The stability side of things is harder to assess, obviously. My Symbian phone was solid as a rock. I think the phone itself crashed just once during the 12+ months of using it, and the only application I can recall crashing (few times, at most) was a Java-based Twitter client. Heck, even my Windows Mobile phone was stable. The operating system rarely crashed, and applications were stable enough, too. Of course, the overall experience is still nail-bitingly aggravating due to the interface – but as far as stability goes, I had no issues.

In the mean time, my iPhone has already crashed once or twice in the few months I’ve owned it so far. I’ve had several applications crash, from complex ones like the Facebook application, all the way down to glorified web page applications like I Can Has Cheezburger. Heck, I’ve even seen Apple’s own applications crash, like Safari.

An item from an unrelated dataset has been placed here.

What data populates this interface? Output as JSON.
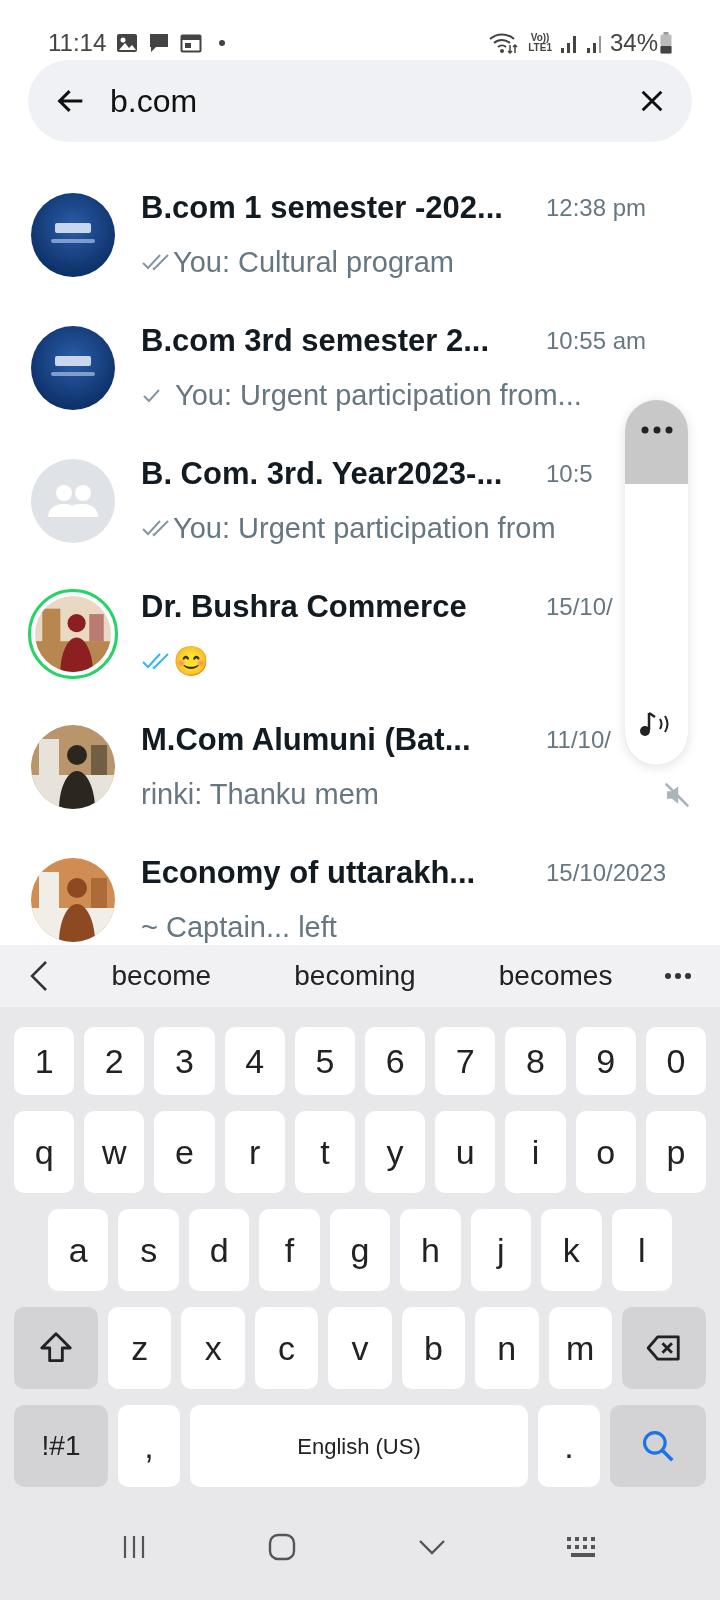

Is the iPhone any worse than other phones in the stability department? Of course not. However – it doesn’t seem like it to me it’s any more stable or less crash-prone than any other smartphone out there. Apple makes it seem as if the App Store review process makes applications safe and stable – but the fact of the mater is that a few minutes of usage by an App Store reviewer isn’t proper testing. They don’t peruse the source code looking for bugs or security issues.

It’s a security fence made out of cake and whipped cream – nothing more. Looks fine from 100 metres away, but quite edible up close. It’s… Disconcerting.